Dr. Davies' research has been continuously funded by the NIH since 1978 resulting in numerous publications in leading biomedical, biophysics and bioengineering journals. He also has over 20 years’ experience as Director of NIH Training Grants and successfully led a HHMI Interface Program. His strong interest in academic mentorship is reflected in over 60 graduate and postdoctoral trainees, the majority of whom remain in Academia. He was elected Chair of the AHA National Research Committee 1997-99. Throughout his career he has maintained extensive editorial board and NIH study section responsibilities and chaired numerous national and international Scientific Advisory Boards.

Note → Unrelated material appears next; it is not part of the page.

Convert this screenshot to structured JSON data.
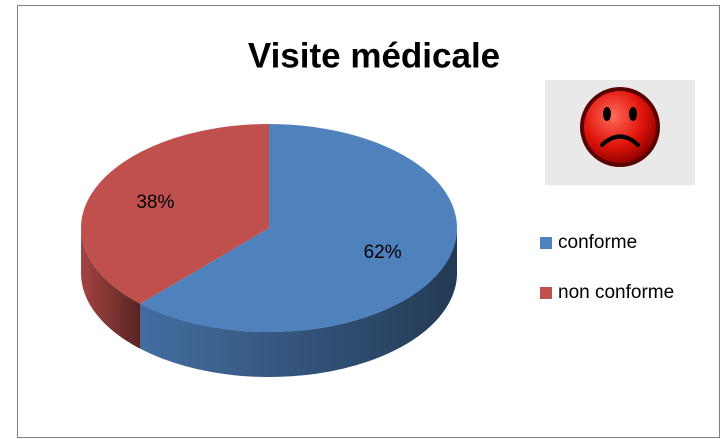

Among many honors received by Dr. Davies are a NIH MERIT Award, the CARIM Medal of the University of Maastrict, AHA Senior Research Scientist Award, the Sinclair Lectureship of the British Atherosclerosis Society, Invited Fellow at the Isaac Newton Institute for Mathematical Sciences at Cambridge University, and recently he received a rare ScD degree by Cambridge University for Research Distinction in Science, the highest earned degree (by examination) conferred by the university. From 2007-17 he was a member of the Board of Directors of the National Space Biomedical Research Institute of NASA (counter-measures for microgravity). Currently he is a Fellow of the AIMBE, Fellow of the AHA in 3 Councils, and was recently elected Fellow of the AAAS.